From the 20:10 mark of this interview with Seth Godin (it’s worth listening through the 22:25 mark to hear how Seth approached college):
"The problem with most colleges is that they are high school but with more binge drinking. High school is a series of tests that prove you fit in more than everyone else, that you have done what you are told. And anyone who goes to college trying to do more of that—because that’s what got them into college—has failed. The entire purpose of a good university is to give you a foundation to fail, not a foundation to get an A. And if you graduate from college with straight A’s, you have to do some serious soul-searching as to why you chose to spend your time doing that."
The quote will make some people uncomfortable. It’s scary to hear that a 4.0 doesn’t guarantee that you’ll be successful in today’s world.
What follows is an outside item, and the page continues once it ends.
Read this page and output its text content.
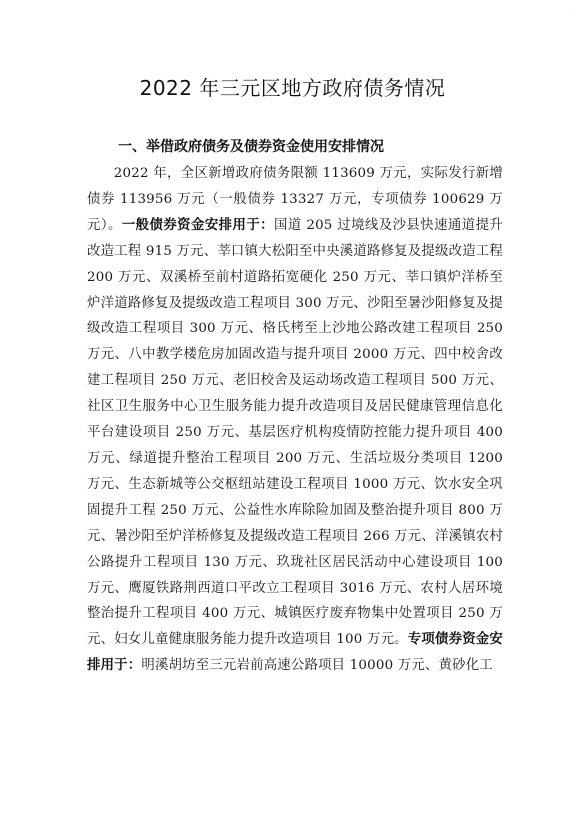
·
2022 年三元区地方政府债务情况
一、举借政府债务及债券资金使用安排情况

2022 年，全区新增政府债务限额 113609 万元，实际发行新增债券 113956 万元（一般债券 13327 万元，专项债券 100629 万元）。一般债券资金安排用于：国道 205 过境线及沙县快速通道提升改造工程 915 万元、莘口镇大松阳至中央溪道路修复及提级改造工程 200 万元、双溪桥至前村道路拓宽硬化 250 万元、莘口镇炉洋桥至炉洋道路修复及提级改造工程项目 300 万元、沙阳至暑沙阳修复及提级改造工程项目 300 万元、格氏栲至上沙地公路改建工程项目 250 万元、八中教学楼危房加固改造与提升项目 2000 万元、四中校舍改建工程项目 250 万元、老旧校舍及运动场改造工程项目 500 万元、社区卫生服务中心卫生服务能力提升改造项目及居民健康管理信息化平台建设项目 250 万元、基层医疗机构疫情防控能力提升项目 400 万元、绿道提升整治工程项目 200 万元、生活垃圾分类项目 1200 万元、生态新城等公交枢纽站建设工程项目 1000 万元、饮水安全巩固提升工程 250 万元、公益性水库除险加固及整治提升项目 800 万元、暑沙阳至炉洋桥修复及提级改造工程项目 266 万元、洋溪镇农村公路提升工程项目 130 万元、玖珑社区居民活动中心建设项目 100 万元、鹰厦铁路荆西道口平改立工程项目 3016 万元、农村人居环境整治提升工程项目 400 万元、城镇医疗废弃物集中处置项目 250 万元、妇女儿童健康服务能力提升改造项目 100 万元。专项债券资金安排用于：明溪胡坊至三元岩前高速公路项目 10000 万元、黄砂化工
Seth's point isn’t that you should go to college, blow off your classes and celebrate the ensuing failure. He’s arguing that if you go to college and spend four years keeping your head down and getting A’s in a major you picked because someone told you it will help you get a job, you didn’t get nearly as much as you could have from your four years. You could have learned things that had nothing to do with your major, too. You could have pushed yourself to discover what you enjoy and are good at. You could have studied abroad, started a business, built websites for non-profits, TA’d for a professor, led a student group, worked as a resident advisor, run a fundraiser, or organized an intramural sports league.
Sure, trying things that challenge you means you’ll probably fail several times along the way. But that’s what successful people do. That’s how people get smarter, better, and less afraid of taking on scary challenges. You’ll never have another time in your life when you can learn or try just about anything like you can in college. Why not use that four-year opportunity to the fullest?
Best of all—you can do those things at any college, not just at a prestigious one. So stop worrying about whether or not a college makes the U.S. News list. Instead, find the right school to spend four years pushing yourself and, yes, occasionally failing.